Le manque de spécialistes pour faire face aux lobbies a également été pointé du doigt par le PS français pour justifier celle-ci : "Toute l’expertise est chez les lobbies, on ne fait pas le poids". Une fois de plus, M. Lamberts estime qu’il s’agit d’un faux argument. "C’est n’importe quoi ! Si on ne fait pas le poids, c’est que les gens engagés ne sont peut-être pas à la hauteur... J’ai fait de la régulation financière, qui n’est pas un sujet exempt de technicité et ou lobbies. Et j’ai réussi à marquer des points avec les moyens dont je disposais. Qu’on ne vienne donc pas me dire que c’est impossible. Les lobbies ont des arguments qui ne tiennent pas la route. Il est facile de leur tenir tête. D’autant que notre boulot n’est pas de convaincre les lobbies ou de réfuter leurs arguments, il est de faire ce qui est bon pour la société."
"On aura bientôt moins de travail"
Quant à l’argument du volume de travail qui a augmenté depuis 2009, Philippe Lamberts répond que l’enveloppe pour rémunérer les assistants avait déjà augmenté deux fois de 1500 euros sous la dernière législature. D’autant que maintenant, "on se trouve dans une situation où la nouvelle Commission, ultralibérale, a décidé de réduire drastiquement le volume législatif vers le parlement. On croule sous boulot ? Y’en aura bientôt moins", assène Philippe Lamberts.
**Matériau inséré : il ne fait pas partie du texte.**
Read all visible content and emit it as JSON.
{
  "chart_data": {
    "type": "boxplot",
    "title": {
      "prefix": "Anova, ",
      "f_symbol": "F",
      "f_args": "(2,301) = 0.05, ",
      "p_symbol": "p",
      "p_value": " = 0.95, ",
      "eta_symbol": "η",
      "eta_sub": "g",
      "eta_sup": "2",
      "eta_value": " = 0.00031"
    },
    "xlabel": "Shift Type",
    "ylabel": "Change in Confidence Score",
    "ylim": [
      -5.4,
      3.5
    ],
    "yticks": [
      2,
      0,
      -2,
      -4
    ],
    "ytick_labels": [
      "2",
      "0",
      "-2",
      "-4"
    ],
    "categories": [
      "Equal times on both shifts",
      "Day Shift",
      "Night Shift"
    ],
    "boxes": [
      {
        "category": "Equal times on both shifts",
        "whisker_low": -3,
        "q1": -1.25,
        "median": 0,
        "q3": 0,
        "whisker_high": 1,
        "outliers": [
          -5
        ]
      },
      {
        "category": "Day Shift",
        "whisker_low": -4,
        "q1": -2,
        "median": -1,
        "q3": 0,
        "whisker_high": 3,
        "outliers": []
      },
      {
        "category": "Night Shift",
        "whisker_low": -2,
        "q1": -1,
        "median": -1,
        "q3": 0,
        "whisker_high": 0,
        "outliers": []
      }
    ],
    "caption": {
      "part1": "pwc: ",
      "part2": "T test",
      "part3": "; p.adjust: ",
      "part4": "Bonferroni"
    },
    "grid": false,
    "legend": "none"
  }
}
"Mes collègues vivent dans une tour d'ivoire"
Bart Staes, l’eurodéputé Groen, avait estimé à l’issue du vote que, "malgré une crise socio-économique dramatique qui fait trembler l'Europe sur ses fondations, nombre de mes collègues semblent hélas vivre dans une tour d'ivoire". Pas sûr en effet qu’une telle décision rapproche la politique européenne de ses citoyens.